Hadjizadéa noté que les déclarations de Mirzoyan sur l'Azerbaïdjan étaient totalement infondées et inacceptables.

"Les affirmations d'Ararat Mirzoyan, ministre des Affaires étrangères d'Arménie sont totalement sans fondement et inacceptables. Nous voudrions noter ce qui suit concernant les allégations faites dans l'interview :

Les affirmations selon lesquelles l'Arménie n'a pas interrompu les négociations sont hypocrites, puisque c'est le ministre arménien des Affaires étrangères qui a refusé de participer à la troisième réunion avec la partie azerbaïdjanaise prévue à Moscou, dans le prolongement des réunions de Genève et de Washington, et a ainsi gâché le processus.

Les affirmations de la partie arménienne selon lesquelles leur objectif est la paix et la sécurité dans la région sont ridicules, puisque l'Arménie crée jusqu'à présent des obstacles aux propositions avancées par l'Azerbaïdjan en vue d'assurer la paix et la sécurité dans la région, y compris l'ouverture de toutes les communications, l'avancement du processus de délimitation, la signature d'un accord de paix dans un court laps de temps, ainsi que la poursuite des provocations contre la souveraineté et l'intégrité territoriale de l'Azerbaïdjan par tous les moyens.
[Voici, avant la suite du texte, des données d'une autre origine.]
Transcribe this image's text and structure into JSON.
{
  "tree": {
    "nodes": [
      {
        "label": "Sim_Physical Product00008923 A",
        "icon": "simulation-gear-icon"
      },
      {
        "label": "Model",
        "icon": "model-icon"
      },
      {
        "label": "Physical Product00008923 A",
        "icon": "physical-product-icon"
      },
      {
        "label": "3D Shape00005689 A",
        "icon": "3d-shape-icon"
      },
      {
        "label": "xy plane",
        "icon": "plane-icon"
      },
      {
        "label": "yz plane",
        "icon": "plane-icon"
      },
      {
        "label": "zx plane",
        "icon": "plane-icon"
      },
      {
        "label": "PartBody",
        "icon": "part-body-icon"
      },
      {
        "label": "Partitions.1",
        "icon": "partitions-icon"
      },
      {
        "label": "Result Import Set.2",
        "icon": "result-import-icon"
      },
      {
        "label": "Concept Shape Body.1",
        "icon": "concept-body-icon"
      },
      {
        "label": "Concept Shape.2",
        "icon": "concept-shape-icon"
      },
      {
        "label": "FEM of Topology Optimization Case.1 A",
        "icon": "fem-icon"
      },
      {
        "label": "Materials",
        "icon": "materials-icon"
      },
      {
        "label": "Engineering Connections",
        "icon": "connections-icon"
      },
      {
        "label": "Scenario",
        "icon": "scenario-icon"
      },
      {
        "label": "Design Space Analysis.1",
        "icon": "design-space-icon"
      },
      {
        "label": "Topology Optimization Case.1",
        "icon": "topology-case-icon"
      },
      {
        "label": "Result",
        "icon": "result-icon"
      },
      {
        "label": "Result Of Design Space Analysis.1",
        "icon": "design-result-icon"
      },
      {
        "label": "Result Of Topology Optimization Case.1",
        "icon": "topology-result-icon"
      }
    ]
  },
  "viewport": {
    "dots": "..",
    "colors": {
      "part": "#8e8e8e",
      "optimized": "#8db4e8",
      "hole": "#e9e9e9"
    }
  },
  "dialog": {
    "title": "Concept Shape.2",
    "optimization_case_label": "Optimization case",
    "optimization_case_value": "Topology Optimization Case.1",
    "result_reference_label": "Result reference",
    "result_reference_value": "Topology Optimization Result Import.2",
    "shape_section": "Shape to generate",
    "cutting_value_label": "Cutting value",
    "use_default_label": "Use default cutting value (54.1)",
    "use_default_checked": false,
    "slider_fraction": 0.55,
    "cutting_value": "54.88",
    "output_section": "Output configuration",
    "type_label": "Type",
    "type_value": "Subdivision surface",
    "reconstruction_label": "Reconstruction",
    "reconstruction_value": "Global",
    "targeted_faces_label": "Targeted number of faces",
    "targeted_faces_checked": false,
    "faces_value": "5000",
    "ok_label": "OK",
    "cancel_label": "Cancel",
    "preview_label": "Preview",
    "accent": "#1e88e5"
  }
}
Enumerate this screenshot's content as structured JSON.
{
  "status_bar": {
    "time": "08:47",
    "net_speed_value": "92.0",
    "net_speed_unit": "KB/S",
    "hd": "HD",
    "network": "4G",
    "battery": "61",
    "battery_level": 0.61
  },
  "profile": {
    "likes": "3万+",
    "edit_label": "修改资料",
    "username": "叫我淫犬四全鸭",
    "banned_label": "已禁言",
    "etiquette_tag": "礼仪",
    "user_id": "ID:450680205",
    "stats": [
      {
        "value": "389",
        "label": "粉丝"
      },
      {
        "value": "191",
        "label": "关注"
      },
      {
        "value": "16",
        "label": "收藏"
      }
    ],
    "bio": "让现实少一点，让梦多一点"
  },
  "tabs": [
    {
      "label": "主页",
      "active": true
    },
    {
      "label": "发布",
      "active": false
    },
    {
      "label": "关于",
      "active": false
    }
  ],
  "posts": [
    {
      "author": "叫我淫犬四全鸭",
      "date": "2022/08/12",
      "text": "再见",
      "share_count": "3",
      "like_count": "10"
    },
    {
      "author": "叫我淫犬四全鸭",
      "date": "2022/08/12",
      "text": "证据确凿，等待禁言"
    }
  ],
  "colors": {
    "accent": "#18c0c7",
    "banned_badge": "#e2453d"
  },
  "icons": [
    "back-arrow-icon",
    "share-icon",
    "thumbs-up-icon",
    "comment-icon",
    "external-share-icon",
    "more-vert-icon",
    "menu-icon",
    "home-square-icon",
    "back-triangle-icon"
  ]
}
Des expressions prononcées par le ministre arménien des Affaires étrangères lors d'un entretien telles que "les autorités du Haut-Karabagh" démontrent que ce pays n'a pas encore renoncé à ses revendications territoriales contre l'Azerbaïdjan, contrairement aux normes et principes du droit international, ainsi qu'à la Convention de Prague et aux accords de Sotchi. Dans le même temps, l'ingérence dans le fonctionnement de la route de Latchine - territoire souverain de l'Azerbaïdjan, est une indication que l'Arménie n'a pas encore oublié sa politique d'occupation menée depuis 30 ans. Cependant, le Premier ministre arménien Nikol Pashinyan a déclaré à plusieurs reprises que le Karabagh était reconnu par le monde entier comme le territoire de l'Azerbaïdjan.

Au lieu d'exprimer des opinions selon lesquelles l'Azerbaïdjan n'a pas encore répondu aux propositions de l'Arménie et de semer la confusion au sein de la communauté internationale, le ministre arménien des Affaires étrangères devrait clarifier d'où vient la première proposition pour la préparation du traité de paix, qui a présenté les principes de base pour la première fois, et qui a fourni le premier projet des éléments du traité de paix lors de la réunion de Genève, ainsi que la question du temps qu'il a fallu à l'Azerbaïdjan et à l'Arménie pour commenter chacune des propositions. La déclaration de l'Arménie sur la volonté de signer le traité, immédiatement après la soumission de ses dernières propositions en décembre de l'année dernière, a montré que ce pays ne prenait pas au sérieux le processus de négociation du traité.

Au lieu de manipuler le processus, la partie arménienne devrait déclarer si elle est prête pour une rencontre. Nous voudrions souligner une fois de plus que la partie azerbaïdjanaise est favorable à la conduite de négociations sur un traité de paix dans un court laps de temps et qu'elle est toujours prête à le faire.

Nous rappelons une fois de plus au ministre arménien des Affaires étrangères, qui veut se soustraire à ses obligations, que les activités et déclarations destructrices énumérées ne servent pas à rétablir la paix dans la région et sont principalement contre l'Arménie", a déclaré le porte-parole du ministère.